Rapid bioinformatics and machine learning based identification of respiratory bacterial pathogens to assist antimicrobial stewardship
Yesmine Sahnoun1,2,3, Mathieu Thériault1,2, Dominique Boudreau1,2, Martine Bastien1,2, Ève Bérubé1,2, Maria Christina Mallet1,2, Elsa Rousseau3,4,5, Sandra Isabel1,2,6
1Centre de recherche en infectiologie, Université Laval, Québec, Québec, Canada
2 Axe Maladies Infectieuses et Immunitaires, Centre de Recherche du Centre Hospitalier Universitaire de Québec-Université Laval, Québec, Québec, Canada
3 Département d’Informatique et de Génie Logiciel, Faculté des Sciences et de Génie, Université Laval, Québec, Québec, Canada
4 Centre de Recherche en Données Massives de l’Université Laval, Québec, Québec, Canada
5 Centre Nutrition, Santé et Société (NUTRISS), Institute of Nutrition and Functional Foods (INAF), Université Laval, Québec, Québec, Canada
6 Département de pédiatrie, Faculté de médecine, Université Laval, Québec, Québec, Canada
Antimicrobial resistance (AMR) is a recognized public health concern, driven by the use of broad-spectrum antibiotics in the absence of rapid species-level identification for bacterial infections. Accurate species-level identification is needed to guide targeted antibiotic therapy. Next-generation sequencing of bacterial DNA has emerged as an innovative approach for rapid pathogen identification and resistance profiling, offering a more timely and precise alternative to traditional methods.
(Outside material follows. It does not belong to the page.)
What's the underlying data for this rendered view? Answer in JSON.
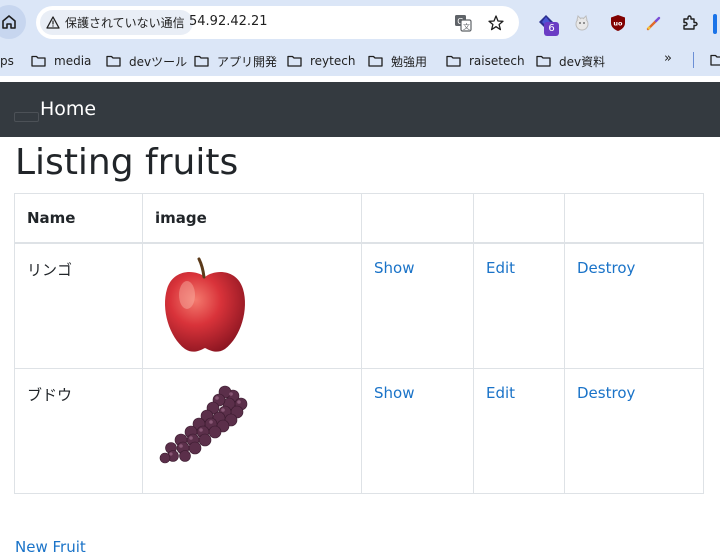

This study aimed to evaluate and compare two rapid approaches for species-level classification of reads from bacterial species from nanopore sequencing data. We evaluated two optimized identification approaches based on targeted nanopore sequencing: an alignment‑based bioinformatic (BIF) pipeline and an explainable k‑mer‑based machine learning (ML) model. Bacterial sequences from 116 samples encompassing 60 bacterial species were analyzed with a BIF pipeline, aligning raw reads to a lab-constructed primer-trimmed reference database including 392 bacterial species. In parallel, an ML approach was evaluated, in which a logistic regression classifier was trained on k-mer profiles obtained from the same reference sequences, and subsequently applied to predict the species of reads from the samples.
The BIF pipeline achieved species‑level accuracy of 98%, while the ML model reached 97%, with both models achieving 100% sensitivity, and specificities of 97% and 96%, respectively. On a 90 MB dataset, the BIF pipeline achieved identification within 40 minutes, while the ML model produced classifications in under 4 minutes.
The BIF pipeline offers highly accurate and traceable species-level calls, whereas the ML model provides a marked reduction in runtime with only a modest loss in accuracy. Together, they support rapid diagnostics for respiratory bacterial infections and can contribute to antibiotic stewardship programs by enabling targeted prescribing and limiting the spread of antimicrobial resistance. Future directions include expanding the panel of targeted genes to broaden pathogen coverage and further enhance species-level identification, as well as incorporating resistance markers such as mecA, pbp2b and pbp2x to enable simultaneous characterization of bacterial species and their associated antimicrobial resistance profiles.